ABSTRACT

Since the nineteenth century at least, the commission of genocide and mass atrocities has provoked calls for international action to save the victims.1 From the 1820s to the 1870s, for example, groups of activists collectively known as ‘atrocitarians’ agitated for armed intervention to protect Christians in Greece, Syria and Bulgaria. At the century’s end, the US invaded Cuba partly in response to calls from former President Theodore Roosevelt that it should act to put an end to Spanish atrocities there.2 In the twentieth century, the Armenian genocide, Holocaust, and more recent genocides in Bosnia and Rwanda all generated public agitation aimed at pushing governments to act to stop the slaughter.
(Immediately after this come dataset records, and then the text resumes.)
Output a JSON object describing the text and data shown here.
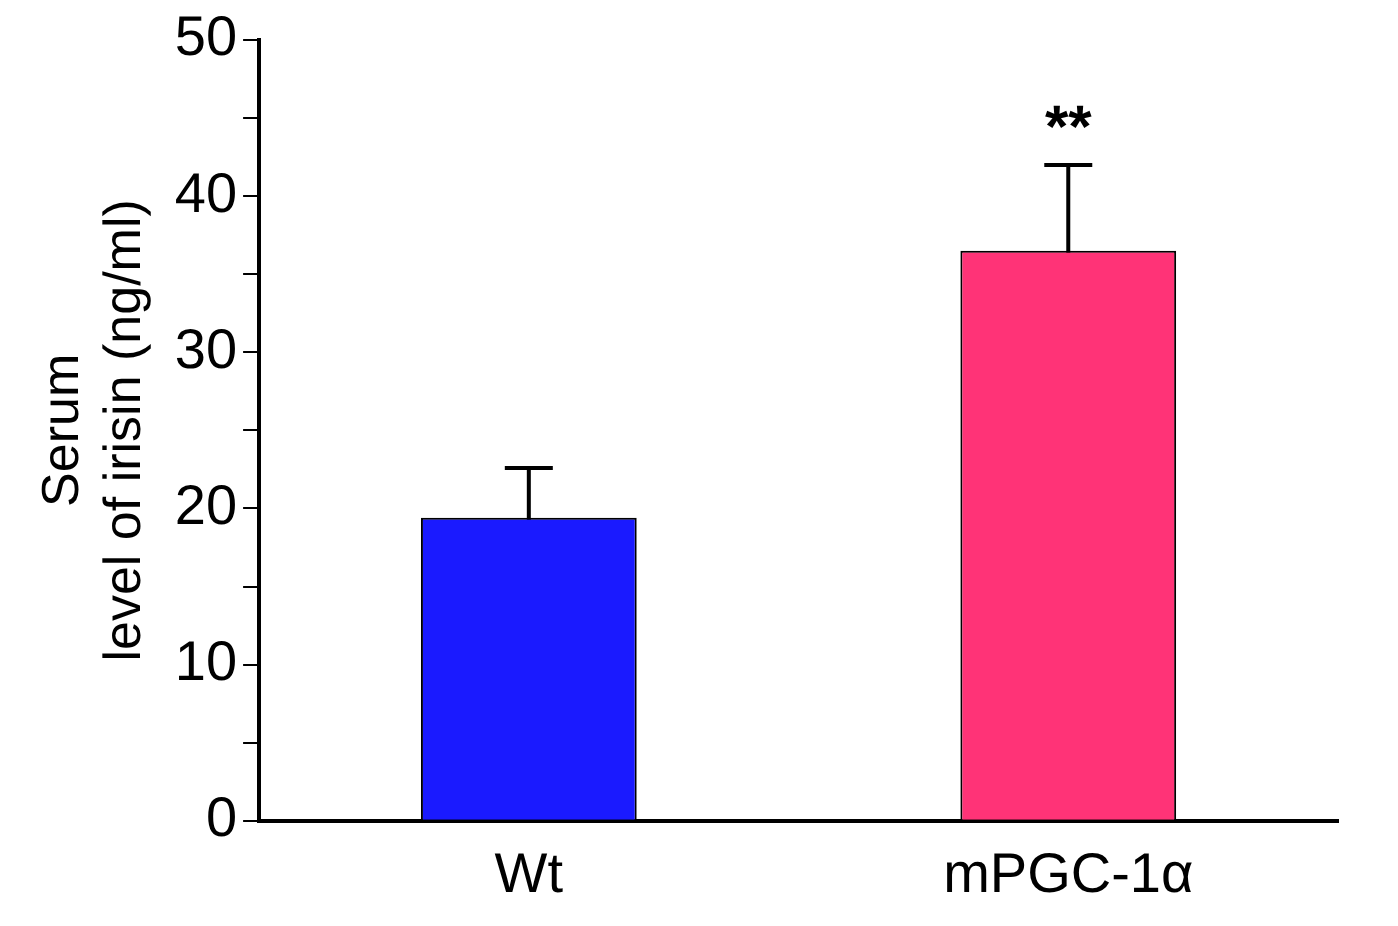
{
  "chart_data": {
    "type": "bar",
    "ylabel": "Serum\nlevel of irisin (ng/ml)",
    "categories": [
      "Wt",
      "mPGC-1α"
    ],
    "values": [
      19.4,
      36.5
    ],
    "colors": [
      "#1a1aff",
      "#ff3377"
    ],
    "errors": [
      3.2,
      5.5
    ],
    "ylim": [
      0,
      50
    ],
    "yticks": [
      0,
      {
        "value": 5,
        "label": null
      },
      10,
      {
        "value": 15,
        "label": null
      },
      20,
      {
        "value": 25,
        "label": null
      },
      30,
      {
        "value": 35,
        "label": null
      },
      40,
      {
        "value": 45,
        "label": null
      },
      50
    ],
    "annotations": [
      "**"
    ],
    "grid": false,
    "legend": false
  }
}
The present century is no different. Many activists in various parts of the world maintain that those with the power to have done so should have intervened in Darfur to protect civilians from their tormentors. This sort of activism is not surprising, because there is an overlapping and global moral consensus which holds that it is wrong to deliberately kill civilians in war or in peacetime pogroms and genocides.3 Although this consensus became manifest in the laws of war only after the Second World War, non-combatant immunity is a deeply held moral principle with a long history, shared by most of the world’s major ethical traditions.4 Since then, the international community has made non-combatant immunity a customary principle of international law and its violation a universal crime.